K and I got front row seats, which made us feel almost a part of the show, which takes place largely in high school classrooms. Speech & Debate signaled that it was different even before it started; the customary “Turn off your cell phones” announcement wasn’t spoken but appeared in laser print on the set’s blackboard—line after line of the message, written as though it were a detention room assignment.

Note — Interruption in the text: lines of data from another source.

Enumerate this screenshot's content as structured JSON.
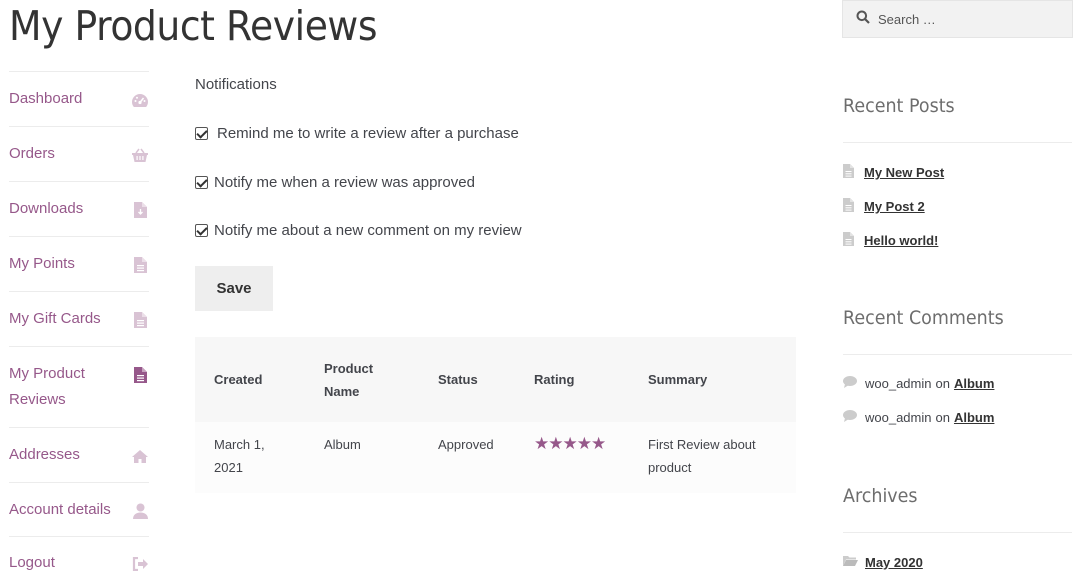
{
  "page": {
    "title": "My Product Reviews"
  },
  "nav": {
    "items": [
      {
        "label": "Dashboard",
        "icon": "dashboard-icon"
      },
      {
        "label": "Orders",
        "icon": "basket-icon"
      },
      {
        "label": "Downloads",
        "icon": "file-download-icon"
      },
      {
        "label": "My Points",
        "icon": "file-icon"
      },
      {
        "label": "My Gift Cards",
        "icon": "file-icon"
      },
      {
        "label": "My Product Reviews",
        "icon": "file-icon",
        "active": true
      },
      {
        "label": "Addresses",
        "icon": "home-icon"
      },
      {
        "label": "Account details",
        "icon": "user-icon"
      },
      {
        "label": "Logout",
        "icon": "sign-out-icon"
      }
    ]
  },
  "notifications": {
    "title": "Notifications",
    "options": [
      {
        "label": "Remind me to write a review after a purchase",
        "checked": true
      },
      {
        "label": "Notify me when a review was approved",
        "checked": true
      },
      {
        "label": "Notify me about a new comment on my review",
        "checked": true
      }
    ],
    "save_label": "Save"
  },
  "reviews_table": {
    "headers": [
      "Created",
      "Product Name",
      "Status",
      "Rating",
      "Summary"
    ],
    "rows": [
      {
        "created": "March 1, 2021",
        "product": "Album",
        "status": "Approved",
        "rating": 5,
        "rating_display": "★★★★★",
        "summary": "First Review about product"
      }
    ]
  },
  "sidebar": {
    "search_placeholder": "Search …",
    "recent_posts_title": "Recent Posts",
    "recent_posts": [
      "My New Post",
      "My Post 2",
      "Hello world!"
    ],
    "recent_comments_title": "Recent Comments",
    "recent_comments": [
      {
        "author": "woo_admin",
        "on": "on",
        "post": "Album"
      },
      {
        "author": "woo_admin",
        "on": "on",
        "post": "Album"
      }
    ],
    "archives_title": "Archives",
    "archives": [
      "May 2020"
    ]
  },
  "colors": {
    "accent": "#96588a",
    "nav_icon": "#d9c3d4",
    "text": "#43454b"
  }
}
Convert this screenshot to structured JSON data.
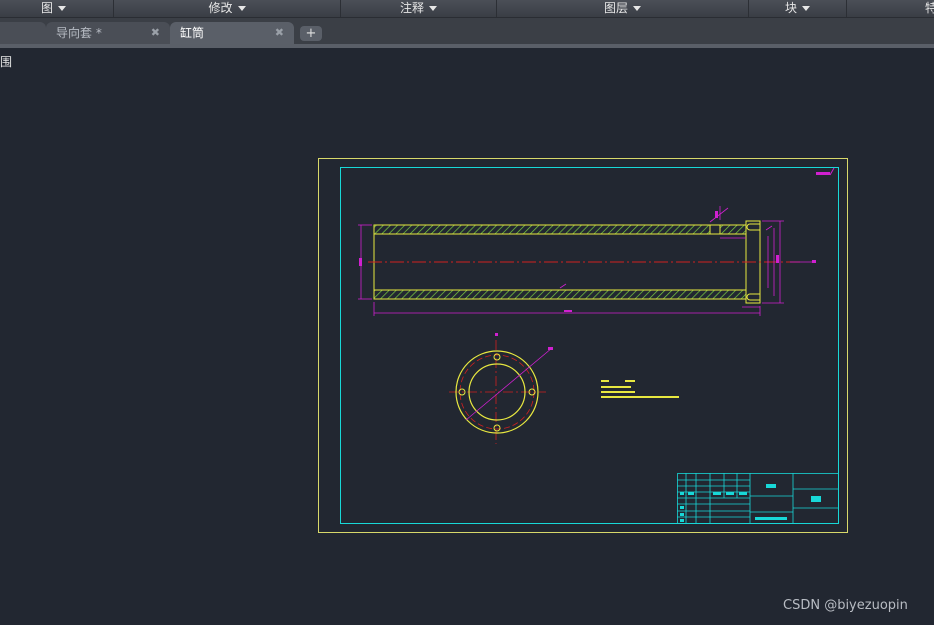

But there is nothing punitive about the show. Speech & Debate’s plot involves three high-school misfits who meet over the internet and become involved in one another’s secrets. It’s longer than it needs to be, some speeches are overwritten and some debates just peter out but Karam’s distinctive voice emerges through it all and the performers, particularly Susan Steele, a scene-stealing dynamo who reminded me of a young Stockard Channing, keep you from wriggling restlessly in your seat. And it was really nice to see really young actors (at least one is still in college) playing young people in a play dealing with the concerns of young people. “This is the greatest play I’ve ever seen,” the young woman sitting behind me told her companion with the kind of emphatic passion that is endemic to her age. And that is just the kind of passion that the theater needs more of.


We oldsters liked it too. I’m already looking forward to Karam’s next play. This one is running through Feb. 24. Go see it if you can. Or better yet, if you know some young people between the ages of 16 and 29, buy a ticket and send them.

1 comment:

Sarah B. Roberts said...

I had a similar experience when I saw it in November. I thought that I would be the oldest 30-something there...but I was by far in the younger crowd. However, despite the fact the material was about the experience of teenagers, everybody in theatre seemed to identify with it. I found it thoroughly enjoyable. Bravo Roundabout for championing this cause.